Which MAS profile should your app target?

MAS-L1 is the baseline every app should meet — it maps to standard security practice with no exotic requirements. MAS-L2 adds defense-in-depth for apps handling sensitive data: banking, health, anything where a device compromise has regulatory consequences. The resilience profile (the controls in MASVS-RESILIENCE) layers on reverse-engineering resistance for apps whose threat model includes tampering and repackaging — mobile games with economies, apps embedding proprietary models, financial clients targeted by overlay malware.

An honest note on resilience: root detection and obfuscation raise attacker cost; none of it stops a determined analyst with a debugger and time. Budget resilience controls as friction, never as the control that protects the data — that job belongs to STORAGE, CRYPTO, and the backend.

How does mobile security testing fit into CI/CD?

Split by cadence. Every build: automated static checks — manifest lint, secret sweep, dependency scan, MobSF or equivalent — gating on the same new-findings-only principle as any other pipeline gate. Every release candidate: a scripted dynamic pass over the highest-risk MASTG cases for your profile — pinning, storage, auth flows — on real devices. Annually or per major release: a human-led assessment against the full MAS Checklist, because instrumentation-heavy testing and business-logic abuse still need people. Teams building internal capability for that middle tier can work through the Safeguard Academy materials on mobile testing technique; the tooling half without the skills half plateaus quickly.

FAQ

What is the difference between MASVS and MASTG?

MASVS states requirements — what must be true of the app. MASTG supplies test cases — how to verify each requirement on Android and iOS binaries. You scope an engagement with MASVS and execute it with MASTG.

Do you need jailbroken or rooted devices for mobile security testing?

For meaningful dynamic testing, yes — filesystem inspection, runtime instrumentation, and pinning bypass all want an unlocked device or a well-configured emulator. Purely static work and API testing do not, which is why they make up the automated tier.

Is mobile security testing different from API security testing?
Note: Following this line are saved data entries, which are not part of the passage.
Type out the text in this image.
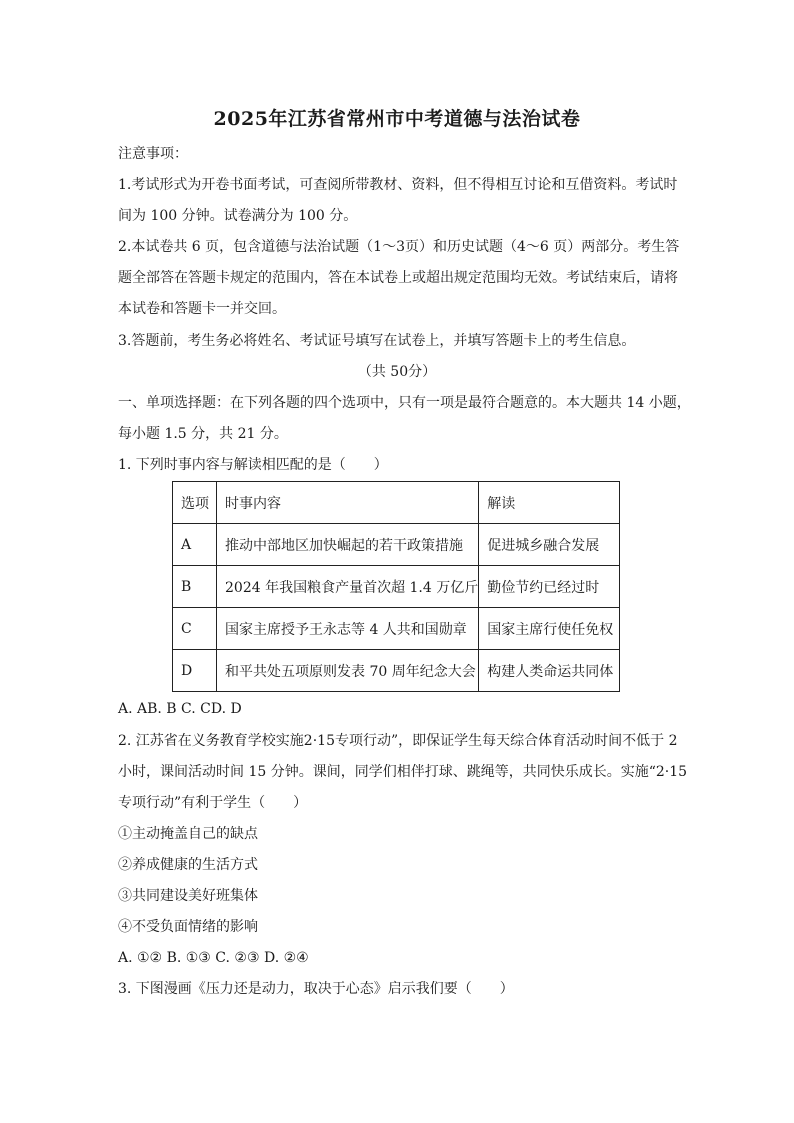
2025年江苏省常州市中考道德与法治试卷
注意事项：
1.考试形式为开卷书面考试，可查阅所带教材、资料，但不得相互讨论和互借资料。考试时
间为 100 分钟。试卷满分为 100 分。
2.本试卷共 6 页，包含道德与法治试题（1～3页）和历史试题（4～6 页）两部分。考生答
题全部答在答题卡规定的范围内，答在本试卷上或超出规定范围均无效。考试结束后，请将
本试卷和答题卡一并交回。
3.答题前，考生务必将姓名、考试证号填写在试卷上，并填写答题卡上的考生信息。
（共 50分）
一、单项选择题：在下列各题的四个选项中，只有一项是最符合题意的。本大题共 14 小题，
每小题 1.5 分，共 21 分。
1. 下列时事内容与解读相匹配的是（　　）
选项	时事内容	解读
A	推动中部地区加快崛起的若干政策措施	促进城乡融合发展
B	2024 年我国粮食产量首次超 1.4 万亿斤	勤俭节约已经过时
C	国家主席授予王永志等 4 人共和国勋章	国家主席行使任免权
D	和平共处五项原则发表 70 周年纪念大会	构建人类命运共同体
A. AB. B C. CD. D
2. 江苏省在义务教育学校实施2·15专项行动”，即保证学生每天综合体育活动时间不低于 2
小时，课间活动时间 15 分钟。课间，同学们相伴打球、跳绳等，共同快乐成长。实施“2·15
专项行动”有利于学生（　　）
①主动掩盖自己的缺点
②养成健康的生活方式
③共同建设美好班集体
④不受负面情绪的影响
A. ①② B. ①③ C. ②③ D. ②④
3. 下图漫画《压力还是动力，取决于心态》启示我们要（　　）
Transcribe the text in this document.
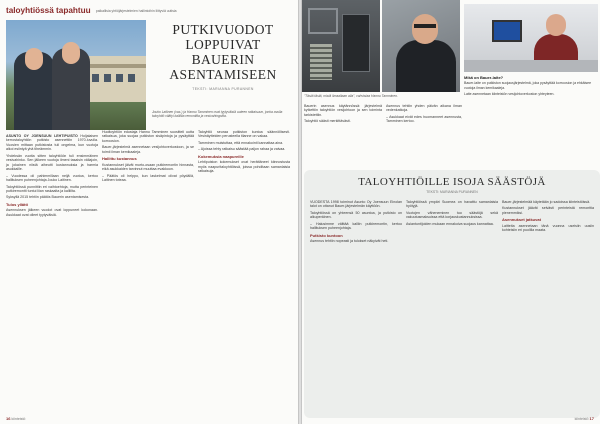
taloyhtiössä tapahtuu paikallisia yhtiöjärjestelmien hallintoihin liittyviä uutisia
PUTKIVUODOT
LOPPUIVAT
BAUERIN
ASENTAMISEEN
TEKSTI: MARIANNA PURANNEN
Jouko Laitinen (vas.) ja Hannu Tamminen ovat tyytyväisiä uuteen ratkaisuun, jonka avulla taloyhtiö välttyi kalliilta remontilta ja vesivahingoilta.

ASUNTO OY JOENSUUN LEHTIPUISTO Holjalaisen kerrostaloyhtiön putkisto asennettiin 1970-luvulla. Vuosien mittaan putkistosta tuli ongelma, kun vuotoja alkoi esiintyä yhä tiheämmin.

Yhdeksän vuotta sitten taloyhtiöön tuli ensimmäinen vesivahinko. Sen jälkeen vuotoja ilmeni tasaisin väliajoin, ja jokainen niistä aiheutti kustannuksia ja harmia asukkaille.

– Vuodessa oli pahimmillaan neljä vuotoa, kertoo hallituksen puheenjohtaja Jouko Laitinen.

Taloyhtiössä punnittiin eri vaihtoehtoja, mutta perinteinen putkiremontti tuntui liian raskaalta ja kalliilta.

Syksyllä 2015 tehtiin päätös Bauerin asentamisesta.

Tulos yllätti

Asennuksen jälkeen vuodot ovat loppuneet kokonaan. Asukkaat ovat olleet tyytyväisiä.

Huoltoyhtiön edustaja Hannu Tamminen suositteli uutta ratkaisua, joka suojaa putkiston sisäpintoja ja pysäyttää korroosion.

Bauer-järjestelmä asennetaan vesijohtoverkostoon, ja se toimii ilman kemikaaleja.

Hallittu kustannus

Kustannukset jäivät murto-osaan putkiremontin hinnasta, eikä asukkaiden tarvinnut muuttaa evakkoon.

– Päätös oli helppo, kun laskelmat olivat pöydällä, Laitinen toteaa.

Taloyhtiö seuraa putkiston kuntoa säännöllisesti. Vesinäytteiden perusteella tilanne on vakaa.

Tamminen muistuttaa, että ennakointi kannattaa aina.

– Ajoissa tehty ratkaisu säästää paljon rahaa ja vaivaa.

Kokemuksia naapureille

Lehtipuiston kokemukset ovat herättäneet kiinnostusta myös naapuritaloyhtiöissä, joissa pohditaan samanlaisia ratkaisuja.

16 kiinteistö
"Tästä tästä, mistä ilmaaltaan alla", vahvistaa Hannu Tamminen.

Bauerin asennus käytännössä: järjestelmä kytkettiin taloyhtiön vesijohtoon ja sen toiminta tarkistettiin.

Taloyhtiö säästi merkittävästi.

Asennus tehtiin yhden päivän aikana ilman vedenkatkoja.

– Asukkaat eivät edes huomanneet asennusta, Tamminen kertoo.

Mikä on Bauer-laite?

Bauer-laite on putkiston suojausjärjestelmä, joka pysäyttää korroosion ja ehkäisee vuotoja ilman kemikaaleja.

Laite asennetaan kiinteistön vesijohtoverkoston yhteyteen.

TALOYHTIÖILLE ISOJA SÄÄSTÖJÄ
TEKSTI: MARIANNA PURANNEN

VUODESTA 1998 toiminut Asunto Oy Joensuun Einolan talot on ottanut Bauer-järjestelmän käyttöön.

Taloyhtiössä on yhteensä 50 asuntoa, ja putkisto on alkuperäinen.

– Halusimme välttää kalliin putkiremontin, kertoo hallituksen puheenjohtaja.

Putkisto kuntoon

Asennus tehtiin nopeasti ja tulokset näkyivät heti.

Taloyhtiöissä ympäri Suomea on havaittu samanlaisia hyötyjä.

Vuotojen väheneminen tuo säästöjä sekä vakuutusmaksuissa että korjauskustannuksissa.

Asiantuntijoiden mukaan ennakoiva suojaus kannattaa.

Bauer-järjestelmää käytetään jo sadoissa kiinteistöissä.

Kustannukset jäävät selvästi perinteistä remonttia pienemmiksi.

Asennukset jatkuvat

Laitteita asennetaan tänä vuonna useisiin uusiin kohteisiin eri puolilla maata.

kiinteistö 17
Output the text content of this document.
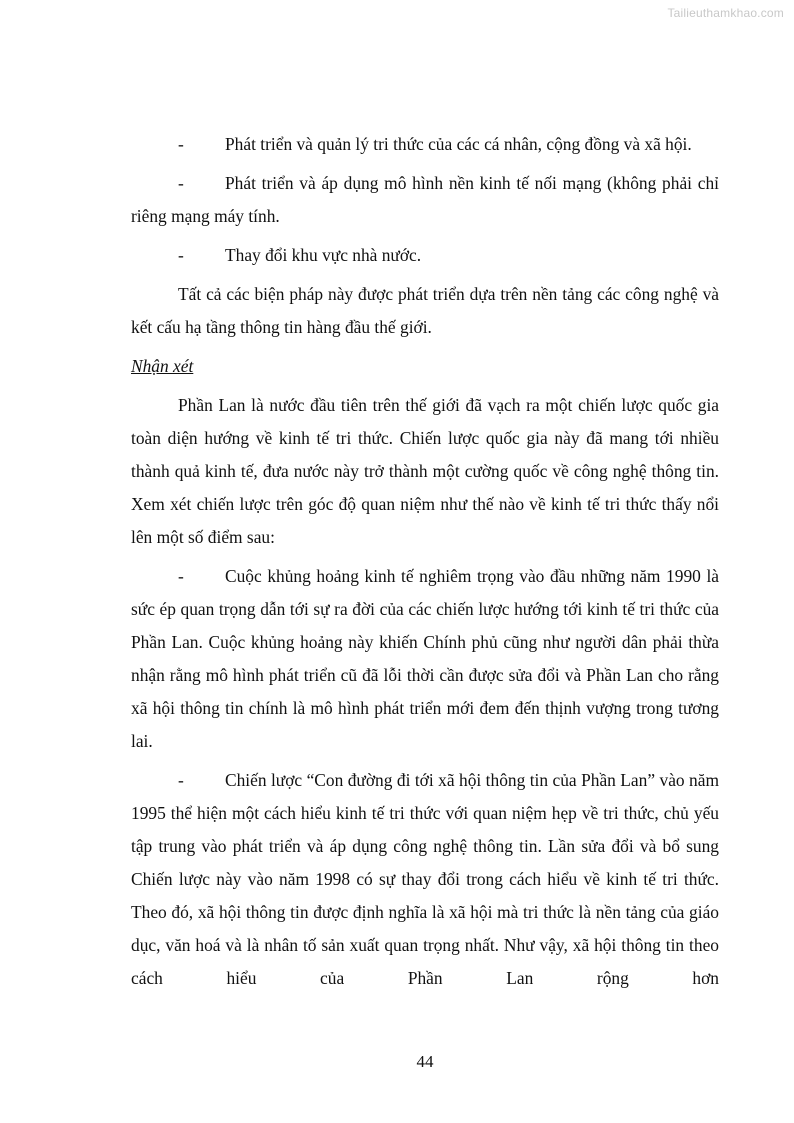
Tailieuthamkhao.com

- Phát triển và quản lý tri thức của các cá nhân, cộng đồng và xã hội.

- Phát triển và áp dụng mô hình nền kinh tế nối mạng (không phải chỉ riêng mạng máy tính.

- Thay đổi khu vực nhà nước.

Tất cả các biện pháp này được phát triển dựa trên nền tảng các công nghệ và kết cấu hạ tầng thông tin hàng đầu thế giới.

Nhận xét

Phần Lan là nước đầu tiên trên thế giới đã vạch ra một chiến lược quốc gia toàn diện hướng về kinh tế tri thức. Chiến lược quốc gia này đã mang tới nhiều thành quả kinh tế, đưa nước này trở thành một cường quốc về công nghệ thông tin. Xem xét chiến lược trên góc độ quan niệm như thế nào về kinh tế tri thức thấy nổi lên một số điểm sau:

- Cuộc khủng hoảng kinh tế nghiêm trọng vào đầu những năm 1990 là sức ép quan trọng dẫn tới sự ra đời của các chiến lược hướng tới kinh tế tri thức của Phần Lan. Cuộc khủng hoảng này khiến Chính phủ cũng như người dân phải thừa nhận rằng mô hình phát triển cũ đã lỗi thời cần được sửa đổi và Phần Lan cho rằng xã hội thông tin chính là mô hình phát triển mới đem đến thịnh vượng trong tương lai.

- Chiến lược “Con đường đi tới xã hội thông tin của Phần Lan” vào năm 1995 thể hiện một cách hiểu kinh tế tri thức với quan niệm hẹp về tri thức, chủ yếu tập trung vào phát triển và áp dụng công nghệ thông tin. Lần sửa đổi và bổ sung Chiến lược này vào năm 1998 có sự thay đổi trong cách hiểu về kinh tế tri thức. Theo đó, xã hội thông tin được định nghĩa là xã hội mà tri thức là nền tảng của giáo dục, văn hoá và là nhân tố sản xuất quan trọng nhất. Như vậy, xã hội thông tin theo cách hiểu của Phần Lan rộng hơn

44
Complementary halves. Mobile testing examines the client: storage, platform integration, resilience, what leaves the device. API testing examines the server: authorization, injection, rate limiting. A program that tests only the binary misses where the data lives; one that tests only the API misses what the device leaks.

How often should a mobile app be tested?

Automated static checks on every build, a scripted dynamic pass on every release candidate, and a full human-led MAS assessment annually or after major architectural change — new auth flow, new payment path, new SDK with deep platform access.